Monday, May 11, 2026: I'm not adding women to the Bible. I'm uncovering the women male bias erased.


Yesterday's Mothers Day celebration for the Emmaus community was compelling. Victoria and Marcie created a thoughtful reflection on the reading of the woman Jesus cured. Victoria pointed out that Jesus broke the temple rules in several ways:

He went out of his way to bring the "bent over" woman into the circle of men in order to cure her. That was a big No-No. Women and men never mixed in the synangog

He touched the woman -- something strictly forbidden by law

He performed the cure on a Sunday -- also strictly forbidden. And he also called out the authorities for being hypocrites. Wow. Jesus shamed the leaders: 

"14 Indignant because Jesus had healed on the Sabbath, the synagogue leader said to the people, “There are six days for work. So come and be healed on those days, not on the Sabbath.”

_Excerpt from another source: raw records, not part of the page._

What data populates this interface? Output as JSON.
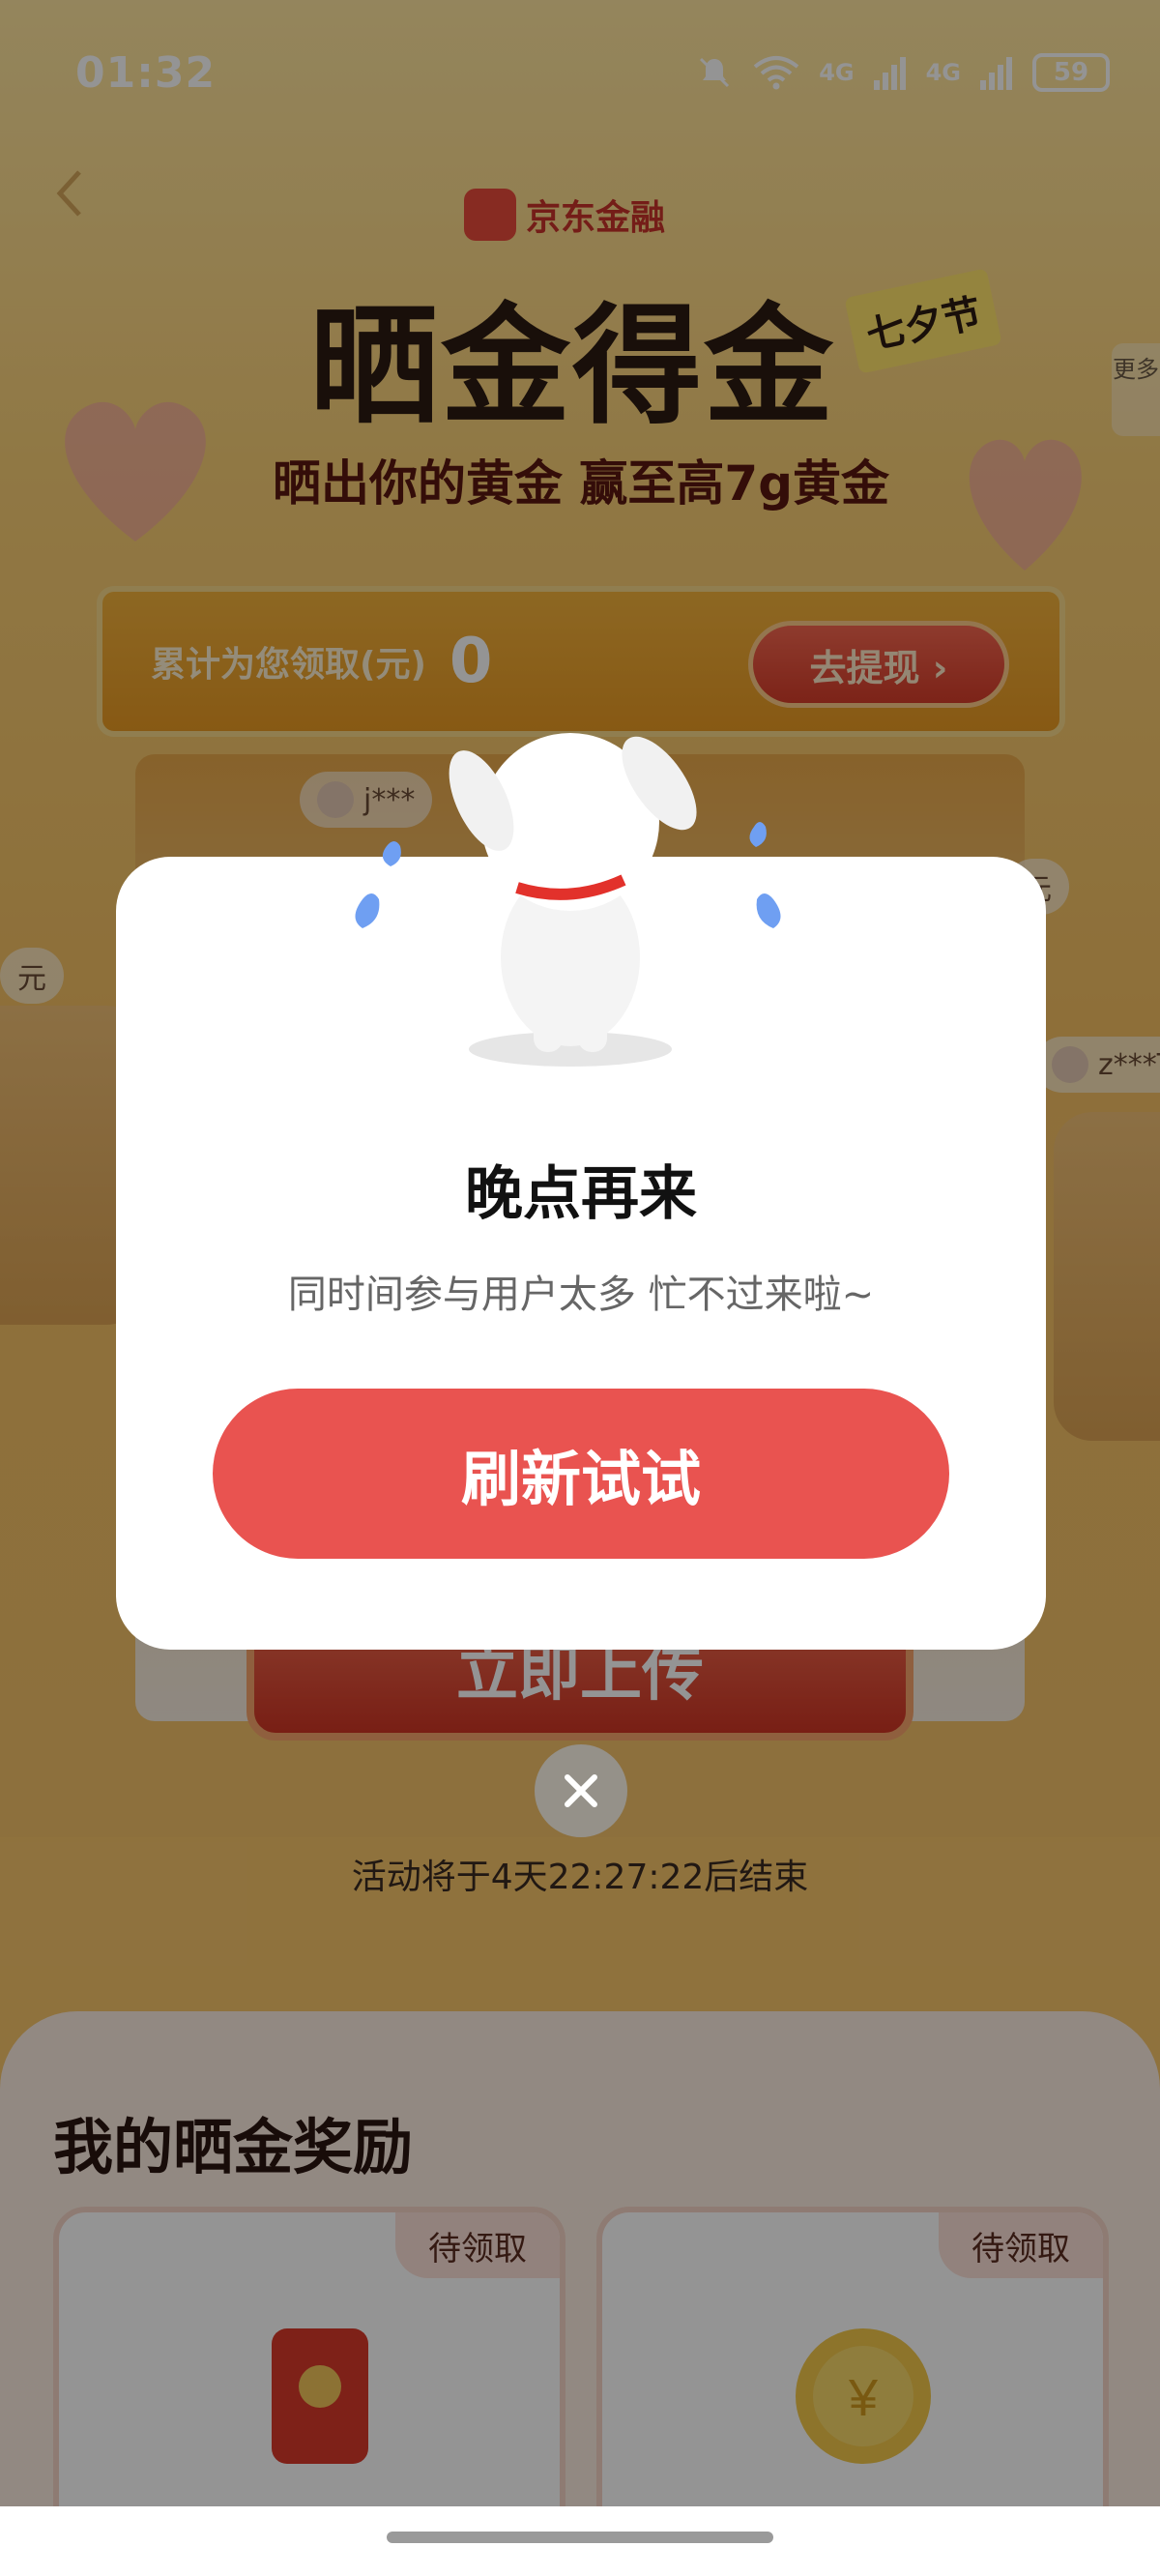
{
  "status_bar": {
    "time": "01:32",
    "network_1": "4G",
    "network_2": "4G",
    "battery": "59"
  },
  "header": {
    "brand": "京东金融",
    "title": "晒金得金",
    "tag": "七夕节",
    "subtitle": "晒出你的黄金 赢至高7g黄金",
    "more_tab": "更多"
  },
  "reward_summary": {
    "label": "累计为您领取(元)",
    "value": "0",
    "withdraw_label": "去提现 ›"
  },
  "tickers": [
    {
      "text": "j***"
    },
    {
      "text": "元"
    },
    {
      "text": "元"
    },
    {
      "text": "z***T"
    }
  ],
  "upload_button_label": "立即上传",
  "activity_timer": "活动将于4天22:27:22后结束",
  "my_rewards": {
    "title": "我的晒金奖励",
    "cards": [
      {
        "badge": "待领取",
        "icon": "red-envelope-icon"
      },
      {
        "badge": "待领取",
        "icon": "gold-coin-icon"
      }
    ]
  },
  "modal": {
    "title": "晚点再来",
    "message": "同时间参与用户太多 忙不过来啦~",
    "button_label": "刷新试试",
    "mascot_icon": "dog-mascot-icon",
    "close_icon": "close-icon"
  },
  "colors": {
    "primary_button": "#e95350",
    "brand_red": "#c9332a",
    "overlay": "rgba(0,0,0,0.42)"
  }
}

15 Jesus answered him, “You hypocrites! Doesn’t each of you on the Sabbath untie your ox or donkey from the stall and lead it out to give it water? 16 Then should not this woman, a daughter of Abraham, whom Satan has kept bound for eighteen long years, be set free on the Sabbath day from what bound her?”

17 When he said this, all his opponents were humiliated, but the people were delighted with all the wonderful things he was doing."

In one very telling remark, Victoria noted that this story of Jesus' cure of the "bent over" woman is never shared in Catholic churches on Sunday -- but only on weekdays with fewer people in attendance. Notice too the woman is not named. Why not? Has her name been erased by the men who wrote and edited the scripture story? That's a quewstion asked many times by Theologian Elisabeth Fiorenza.

Elisabeth Schüssler Fiorenza has done pioneering work in biblical interpretation and feminist theology. Her teaching and research focus on questions of biblical and theological epistemology (the theory of knowledge), hermeneutics (how to interpret the Bible or other wisdom books), rhetoric (the art of effective or persuasive speaking or writing), and the politics of interpretation, as well as on issues of theological education, radical equality, and democracy. 

She understands that Re-imagining the Jesus movement in a feminist key opposes the boundaries set by a history of male domination, gender, and doctrine. By assessing various Jesus traditions and interpretations as to whether they can engender liberating visions for today, Fiorenza seeks to challenge and transform masculine Christian identity toward a vision of justice and well-being for all.

During her classes at Harvard where she was a professor in the Theology department, She would stand before her Harvard divinity students and ask: "Where are the women in the Bible?" Not where should they be. Where did they go? Her answer: the men erased them. Through her deep scholarship and research she brought the women back. 

Elisabeth Schüssler Fiorenza asked her students to do something most had never considered: read the Bible looking for what wasn't there. Not what the text said. What it deliberately left out.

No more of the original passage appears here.